Du 6 au 13 septembre. Les cours des céréales à pailles et du maïs continuent de plier sous le poids de la récolte mondiale. Selon le Département américain de l'agriculture (USDA) qui a rendu son rapport mensuel sur l'offre et la demande mondiale 2016-2017 en début de semaine, le stock mondial de blé a été corrigé à la baisse à 249,07 millions de tonnes (Mt), mais la production à la hausse à 744,8 Mt (734,8 Mt pour 2015-2016), atteignant ainsi un nouveau record. Les productions australiennes et indiennes ont respectivement augmenté à 27,5 Mt (+1 Mt) et 90 Mt (+2 Mt), alors que celles de l'UE afficheraient un nouveau recul à 145,27 Mt (-2,23 Mt) par rapport au mois dernier. Les utilisations 2016-2017 progresseraient de plus de 4 Mt à 736,68 Mt (709,7 Mt en 2015-2016). Les stocks finaux observeraient un recul à 249,07 Mt (240,89 Mt en 20152016). En parallèle, Agreste a diffusé ses estimations pour la production française de céréales qui ne s'élèverait qu'à 55,4 Mt, « son plus faible niveau depuis 2003 ». Les produc-tions de blé tendre, blé dur et orge fourragère atteindraient respectivement 28,2 Mt (-31 % par rapport au record de 2015 et - 24 % par rapport à la moyenne 2011-2015), 1,5 Mt (-19 % par rapport à 2015) et 10,1 Mt (-22 % et - 8 %). Malgré la faiblesse de ces volumes, les cours sur le marché français sont restés orientés à la baisse sur la semaine. L'activité sur le marché hexagonal demeure limitée par les problèmes de qualité (notamment en blé) et par une certaine rétention des producteurs français. Le retour de volumes observés en orge fourragère a contribué à la baisse des cours et à un retour des échanges, notamment vers la nutrition animale. Sur les places portuaires en revanche, en blé tendre comme en orge fourragère, l'activité est des plus réduites.

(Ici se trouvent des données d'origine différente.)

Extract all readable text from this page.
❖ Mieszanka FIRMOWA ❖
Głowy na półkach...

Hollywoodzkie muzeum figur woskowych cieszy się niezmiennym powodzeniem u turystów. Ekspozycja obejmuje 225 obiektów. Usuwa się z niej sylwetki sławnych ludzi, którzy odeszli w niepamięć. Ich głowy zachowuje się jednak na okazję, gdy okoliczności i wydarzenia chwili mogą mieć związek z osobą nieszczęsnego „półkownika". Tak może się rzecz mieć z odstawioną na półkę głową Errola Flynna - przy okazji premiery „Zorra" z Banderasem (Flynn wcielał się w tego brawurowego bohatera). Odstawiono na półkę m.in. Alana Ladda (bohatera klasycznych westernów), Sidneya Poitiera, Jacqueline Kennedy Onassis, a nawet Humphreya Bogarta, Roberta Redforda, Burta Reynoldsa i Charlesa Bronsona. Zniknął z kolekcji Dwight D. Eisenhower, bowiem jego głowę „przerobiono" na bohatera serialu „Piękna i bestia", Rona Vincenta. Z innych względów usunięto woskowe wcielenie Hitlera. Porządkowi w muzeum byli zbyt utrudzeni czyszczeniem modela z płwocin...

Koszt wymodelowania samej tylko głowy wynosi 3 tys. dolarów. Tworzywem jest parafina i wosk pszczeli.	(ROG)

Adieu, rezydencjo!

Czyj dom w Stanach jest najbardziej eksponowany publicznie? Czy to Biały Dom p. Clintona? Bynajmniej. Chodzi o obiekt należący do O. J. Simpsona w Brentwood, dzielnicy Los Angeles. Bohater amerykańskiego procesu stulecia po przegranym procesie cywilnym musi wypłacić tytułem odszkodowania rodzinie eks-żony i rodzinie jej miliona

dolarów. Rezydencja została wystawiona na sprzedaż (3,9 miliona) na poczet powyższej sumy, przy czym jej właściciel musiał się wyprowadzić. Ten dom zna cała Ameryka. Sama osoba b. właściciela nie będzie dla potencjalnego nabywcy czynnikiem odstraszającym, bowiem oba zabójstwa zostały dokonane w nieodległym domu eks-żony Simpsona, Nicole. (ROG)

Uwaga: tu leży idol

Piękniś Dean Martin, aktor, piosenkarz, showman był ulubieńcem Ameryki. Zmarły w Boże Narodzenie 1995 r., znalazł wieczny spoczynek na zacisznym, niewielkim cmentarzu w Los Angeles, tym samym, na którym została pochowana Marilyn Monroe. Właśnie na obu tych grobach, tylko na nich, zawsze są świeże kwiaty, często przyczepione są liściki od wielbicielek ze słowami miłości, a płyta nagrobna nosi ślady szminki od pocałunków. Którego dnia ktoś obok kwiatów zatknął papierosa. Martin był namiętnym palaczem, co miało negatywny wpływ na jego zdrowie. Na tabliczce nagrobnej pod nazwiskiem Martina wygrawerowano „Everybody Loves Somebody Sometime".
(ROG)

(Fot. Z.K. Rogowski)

La production de maïs française attendue en berne

Les productions de maïs devraient elles aussi s'afficher nettement en dessous des attentes sur le territoire français. Les conditions de culture restent très sèches dans le sud du pays et ne présagent donc rien de bon pour les parcelles. Selon le dernier bulletin Céré'Obs, les conditions de culture bonnes à très bonnes ont reculé de 60 à 55 % contre 56 % l'an passé à la même époque. Selon Agreste, la France engrangerait 12,8 Mt de maïs grain (-7 % par rapport à 2015 et - 19 % par rapport à 2011-2015). Un volume qui s'intègre dans une production mondiale importante estimée à 1026,61 Mt selon l'USDA (959,03 Mt l'an dernier) et des stocks finaux à 219,46 Mt (209,25 Mt l'an passé).